I started to feed the pond in September, but got downhearted when I saw no signs of progress. I stopped altogether in November and forgot all about the pond, which was dug for trout and was probably too deep throughout much of its length to provide duck with any feeding anyway. The trip was more about spending an evening on the hill than actually doing any shooting, so I only had eight cartridges in my pocket when a teal plopped in from nowhere. Almost within touching distance, the tiny rascal wheezed and bleeped in a semi circle at my feet like a clockwork toy. In an instant, he was up and away again, flying against the remains of an old Roman fort which overlooks the pond and not even giving me the slightest chance of a shot. Thrilled to have seen some action, I settled in to the dead nettles and decided to give it another ten minutes before home.
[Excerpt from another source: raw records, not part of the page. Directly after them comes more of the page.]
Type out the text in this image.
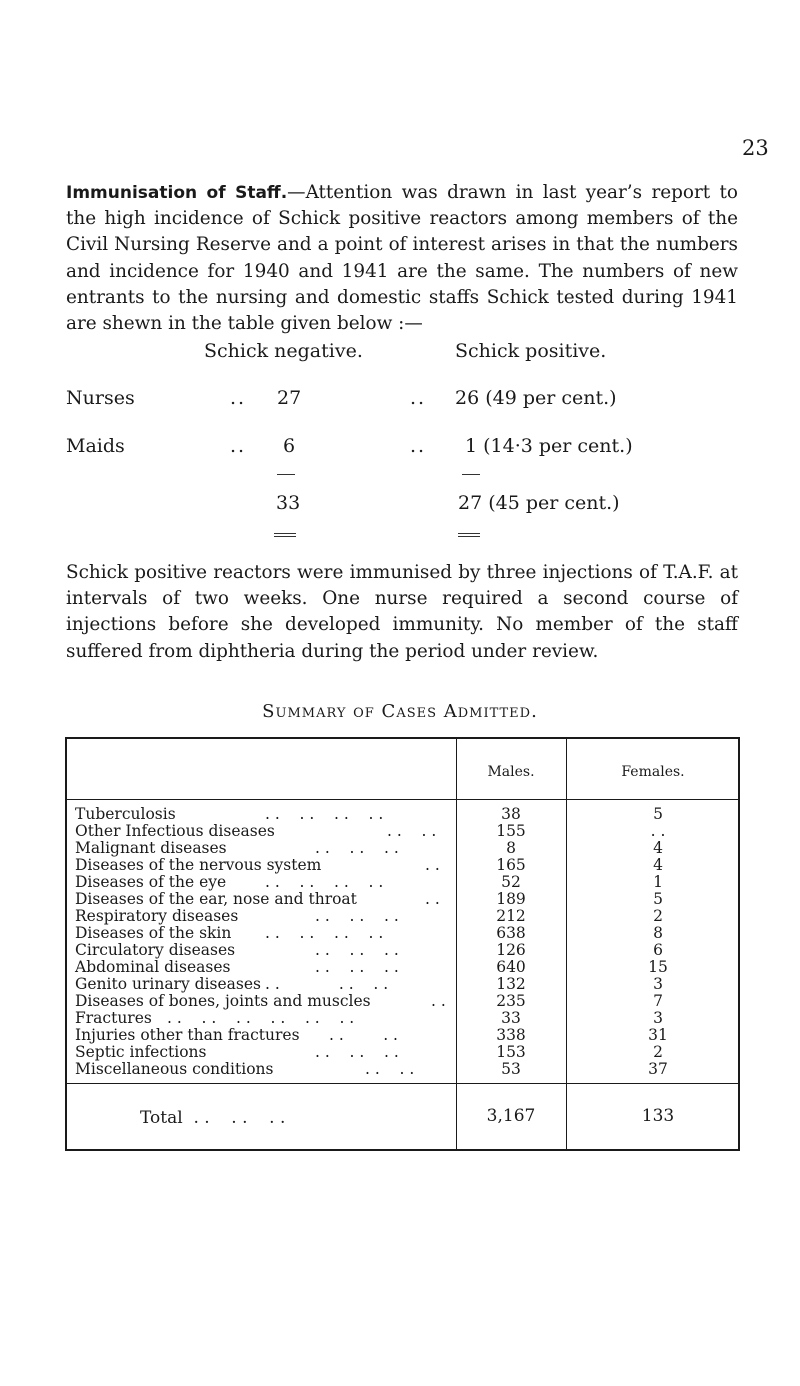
23

Immunisation of Staff.—Attention was drawn in last year’s report to the high incidence of Schick positive reactors among members of the Civil Nursing Reserve and a point of interest arises in that the numbers and incidence for 1940 and 1941 are the same. The numbers of new entrants to the nursing and domestic staffs Schick tested during 1941 are shewn in the table given below :—

Schick negative.	Schick positive.
Nurses	.. 27	.. 26 (49 per cent.)
Maids	.. 6	.. 1 (14·3 per cent.)
33	27 (45 per cent.)

Schick positive reactors were immunised by three injections of T.A.F. at intervals of two weeks. One nurse required a second course of injections before she developed immunity. No member of the staff suffered from diphtheria during the period under review.

Summary of Cases Admitted.
Males.	Females.
Tuberculosis	. .    . .    . .    . .	38	5
Other Infectious diseases	. .    . .	155	. .
Malignant diseases	. .    . .    . .	8	4
Diseases of the nervous system	. .	165	4
Diseases of the eye	. .    . .    . .    . .	52	1
Diseases of the ear, nose and throat	. .	189	5
Respiratory diseases	. .    . .    . .	212	2
Diseases of the skin . .    . .    . .    . .	638	8
Circulatory diseases	. .    . .    . .	126	6
Abdominal diseases	. .    . .    . .	640	15
Genito urinary diseases . .            . .    . .	132	3
Diseases of bones, joints and muscles	. .	235	7
Fractures . .    . .    . .    . .    . .    . .	33	3
Injuries other than fractures . .        . .	338	31
Septic infections	. .    . .    . .	153	2
Miscellaneous conditions	. .    . .	53	37
Total  . .    . .    . .	3,167	133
The stars sparkled overhead, and a glow from the distant sun gave me a good view to the west. I could almost hear the water freezing as the temperature plummeted.
Within a few moments, that sweet and thrilling rush of wings came in a brief snatch through the breeze. It vanished, then came again as two wigeon swept low overhead, set on plopping into the far end of the pond. It was a left and right, and they dunked under the surface of the water which had developed the vaguest skin of ice. Feeling pretty chuffed, I was then totally overwhelmed by the sudden shrieking apparition of thirty wigeon, growling and whistling against the fading sky. I fired twice and hit nothing, and the little silhouettes motored silently up into the air and away to safety. It was hard not to laugh out loud at the unexpected turn of events. Within five minutes, another, larger, pack of wigeon swept in, churning and turning in the air with their paddles down. The ducks purred and the drakes chirruped as I managed another left and right, sending the two shapes back over my shoulder and into the water behind me as the others turned and vanished into the sky.
Over the next half hour, more birds came slashing into the pond, but I only managed one more single wigeon. I had a great chance at pintail and missed a mallard drake as he passed between me and the moon. I left the pond with five wigeon on my back and a head full of ideas for how to get the best out of the pond for next year. The fact that it hasn’t been fed for the past three months would imply that it seems to be attracting duck entirely on the basis of the fact that it is on a good flightline. I’m thrilled to think that I can improve on what I already had and didn’t know it – More will surely follow on this blog, and roll on next season!